= Alfredo Costa =

Italian opera singer

Alfredo Costa (1874 in Rome – 1913 in Naples) was an Italian operatic baritone who had an active international career from 1900 until his death in 1913 at the age of 39. He appeared in French and Italian language operas of the 19th century and early 20th century, performing throughout the Italian provinces, and in Brazil, Chile, France, Portugal, Ukraine, and the United States. His voice is preserved on recordings made for Pathé Records in 1908, and for Odeon Records and the Gath & Chaves department store in Buenos Aires.

==Life and career==
Born in Rome, Costa initially worked as a photographer alongside his father, Mariano, in the studio of Fotografia Reale di Montabone.
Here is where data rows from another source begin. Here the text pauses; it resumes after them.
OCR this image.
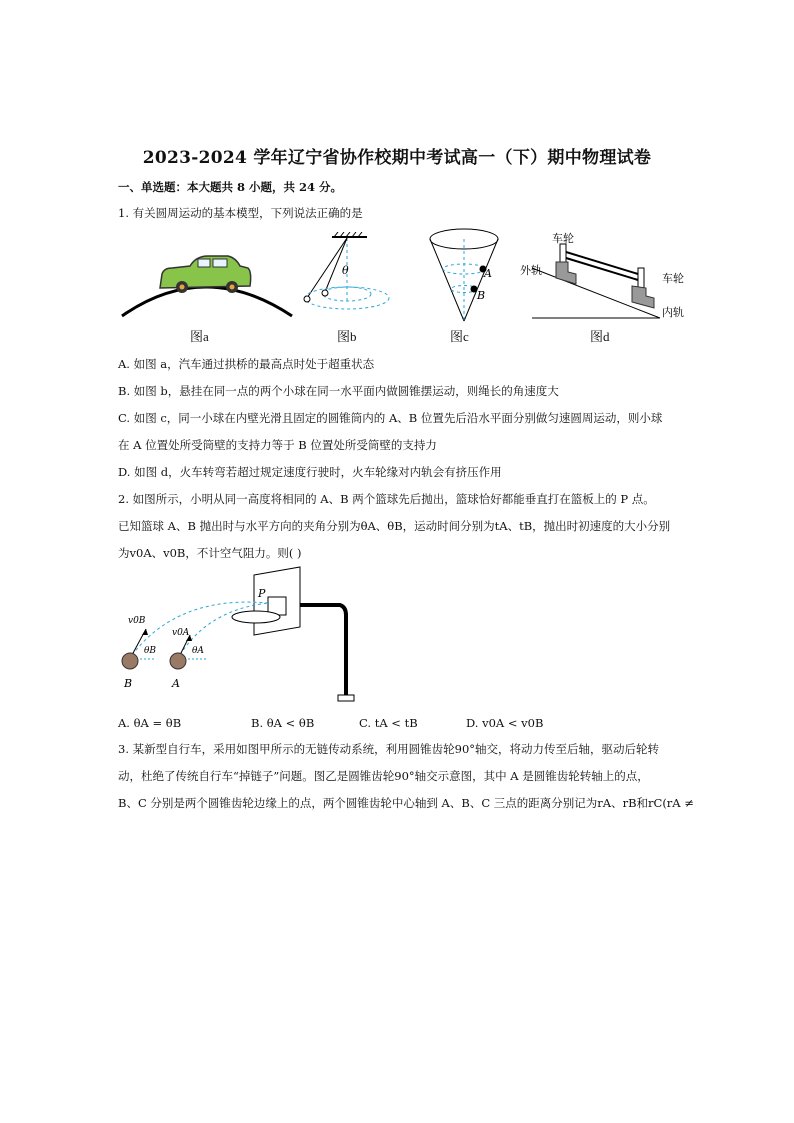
2023-2024 学年辽宁省协作校期中考试高一（下）期中物理试卷
一、单选题：本大题共 8 小题，共 24 分。
1. 有关圆周运动的基本模型，下列说法正确的是
图a
θ
图b
A
B
图c
车轮
外轨
车轮
内轨
图d
A. 如图 a，汽车通过拱桥的最高点时处于超重状态
B. 如图 b，悬挂在同一点的两个小球在同一水平面内做圆锥摆运动，则绳长的角速度大
C. 如图 c，同一小球在内壁光滑且固定的圆锥筒内的 A、B 位置先后沿水平面分别做匀速圆周运动，则小球
在 A 位置处所受筒壁的支持力等于 B 位置处所受筒壁的支持力
D. 如图 d，火车转弯若超过规定速度行驶时，火车轮缘对内轨会有挤压作用
2. 如图所示，小明从同一高度将相同的 A、B 两个篮球先后抛出，篮球恰好都能垂直打在篮板上的 P 点。
已知篮球 A、B 抛出时与水平方向的夹角分别为θA、θB，运动时间分别为tA、tB，抛出时初速度的大小分别
为v0A、v0B，不计空气阻力。则( )
P
v0B
v0A
θB	θA
B	A
A. θA = θB	B. θA < θB	C. tA < tB	D. v0A < v0B
3. 某新型自行车，采用如图甲所示的无链传动系统，利用圆锥齿轮90°轴交，将动力传至后轴，驱动后轮转
动，杜绝了传统自行车“掉链子”问题。图乙是圆锥齿轮90°轴交示意图，其中 A 是圆锥齿轮转轴上的点，
B、C 分别是两个圆锥齿轮边缘上的点，两个圆锥齿轮中心轴到 A、B、C 三点的距离分别记为rA、rB和rC(rA ≠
He began his training at the Accademia Nazionale di Santa Cecilia under Antonio Cotogni in 1894. In 1900 he made his professional opera debut as Renato in Giuseppe Verdi's Un ballo in maschera at the Teatro Sociale in Pinerolo. That same year he portrayed Lescaut in Jules Massenet's Manon at the Teatro Nuovo in Mirandola. He remained active performing operas throughout the Italian provinces for the next decade. In 1901 he performed at the Teatro dell'Opera di Roma as Alfio in Cavalleria rusticana and Silvio in Pagliacci, and was seen at the Teatro Verdi in Sassari as Lotario in Ambroise Thomas' Mignon, De Siriex in Umberto Giordano's Fedora, and Rodolfo in Leoncavallo's La bohème. He also portrayed several roles on stage at the Teatro Metastasio in Prato that year, including Alfio, Escamillo in Carmen, and at the Politeama Rossetti in Trieste; including Marcello in Puccini's La bohème and Valentin in Charles Gounod's Faust.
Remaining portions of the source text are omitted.